Autre difficulté, les apprentis ne trouvent pas toujours un emploi stable au terme de leur cycle : en 2014, le taux d'emploi des jeunes ayant suivi des études du niveau du certificat d'aptitude professionnelle à celui du brevet de technicien supérieur et sortant d'apprentissage n'atteignait que 62 %, contre 69 % en 2012. En outre, pour les anciens apprentis, les emplois stables sont devenus plus rares : seuls 55 % d'entre eux étaient en contrat à durée indéterminée sept mois après la fin de leur contrat d'apprentissage.
Les chefs d'entreprise sont parfois rétifs au système, freinés par la complexité du financement et des démarches administratives. Au total, 28,1 % des contrats d'apprentissage sont rompus par l'employeur ou par l'apprenti. Dans 80 % des cas, la rupture du contrat entraîne un arrêt complet de l'apprentissage. Plus préoccupant, ce sont les métiers les plus faiblement qualifiés qui connaissent les taux de rupture les plus élevés. Si l'apprentissage évolue à la faveur des plus diplômés, il apparaît encore fortement comme une voie de relégation rapide pour les jeunes qui ont décroché du système.
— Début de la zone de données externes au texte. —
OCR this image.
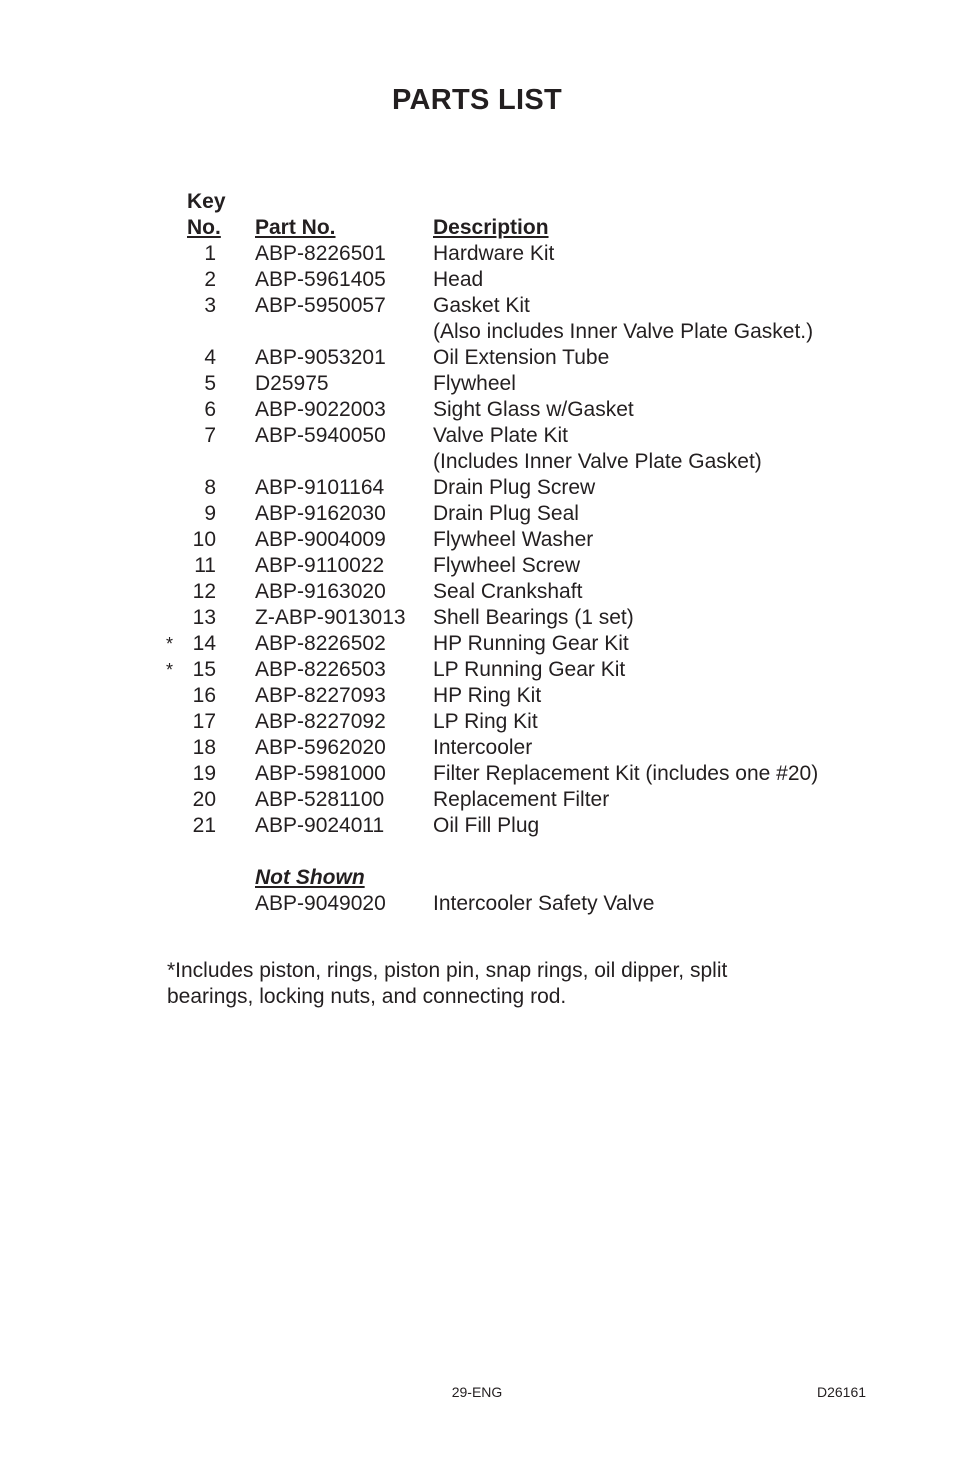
PARTS LIST
Key
No. Part No.	Description
1 ABP-8226501 Hardware Kit
2 ABP-5961405 Head
3 ABP-5950057 Gasket Kit
(Also includes Inner Valve Plate Gasket.)
4 ABP-9053201 Oil Extension Tube
5 D25975	Flywheel
6 ABP-9022003 Sight Glass w/Gasket
7 ABP-5940050 Valve Plate Kit
(Includes Inner Valve Plate Gasket)
8 ABP-9101164 Drain Plug Screw
9 ABP-9162030 Drain Plug Seal
10 ABP-9004009 Flywheel Washer
11 ABP-9110022 Flywheel Screw
12 ABP-9163020 Seal Crankshaft
13 Z-ABP-9013013 Shell Bearings (1 set)
* 14 ABP-8226502 HP Running Gear Kit
* 15 ABP-8226503 LP Running Gear Kit
16 ABP-8227093 HP Ring Kit
17 ABP-8227092 LP Ring Kit
18 ABP-5962020 Intercooler
19 ABP-5981000 Filter Replacement Kit (includes one #20)
20 ABP-5281100 Replacement Filter
21 ABP-9024011 Oil Fill Plug
Not Shown
ABP-9049020 Intercooler Safety Valve
*Includes piston, rings, piston pin, snap rings, oil dipper, split
bearings, locking nuts, and connecting rod.
29-ENG	D26161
Si je constate que le Gouvernement a pris la mesure de l'enjeu, je regrette que toutes les solutions n'aient pas été étudiées et que, comme d'habitude, on se contente de vouloir cacher la poussière sous le tapis en s'occupant prioritairement de gouvernance et de fiscalité. Plus grave, certaines mesures pourraient être dangereuses, entraînant la disparition de CFA dans les territoires périphériques et ruraux. L'essentiel, si l'on veut revaloriser la voie professionnelle, c'est qu'elle cesse d'être perçue comme une filière de relégation. En l'espèce, la revalorisation symbolique est essentielle. Or c'est l'angle mort de cette loi et la raison qui nous fait craindre un nouvel échec.
Les 700 branches professionnelles ne sont pas encore simplifiées, modernisées et en adéquation avec la totalité des métiers d'aujourd'hui. En outre, leurs gouvernances laissent à désirer dans la mesure où elles sont presque exclusivement assurées par le patronat – en l'occurrence par le MEDEF. La réforme du 8 août 2016, qui vise à changer ces deux points essentiels, n'est absolument pas finalisée, puisque c'est seulement en 2019 que le nombre de branches devra être ramené à 200 et que leurs gouvernances devront être réformées, via la commission paritaire permanente de négociation et d'interprétation de chacune des branches, dans le sens du partage du pouvoir entre patrons, cadres et salariés au sein de leurs directions respectives.
L'agence France Compétences doit aller beaucoup plus loin quant à l'implication de l'État en tant que réel stratège. En effet, c'est l'occasion ou jamais de permettre à l'État d'introduire dans la politique de formation professionnelle une réelle vision stratégique par rapport aux besoins en qualifications actuelles et en qualifications du futur, eu égard à son rôle dans les politiques de réindustrialisation, d'innovation, de réinvestissement de l'espace rural et, plus largement, de la relance économique dans tous les domaines. Certaines avancées sont notables, madame la ministre, mais l'ensemble est bien insuffisant, vu la situation actuelle.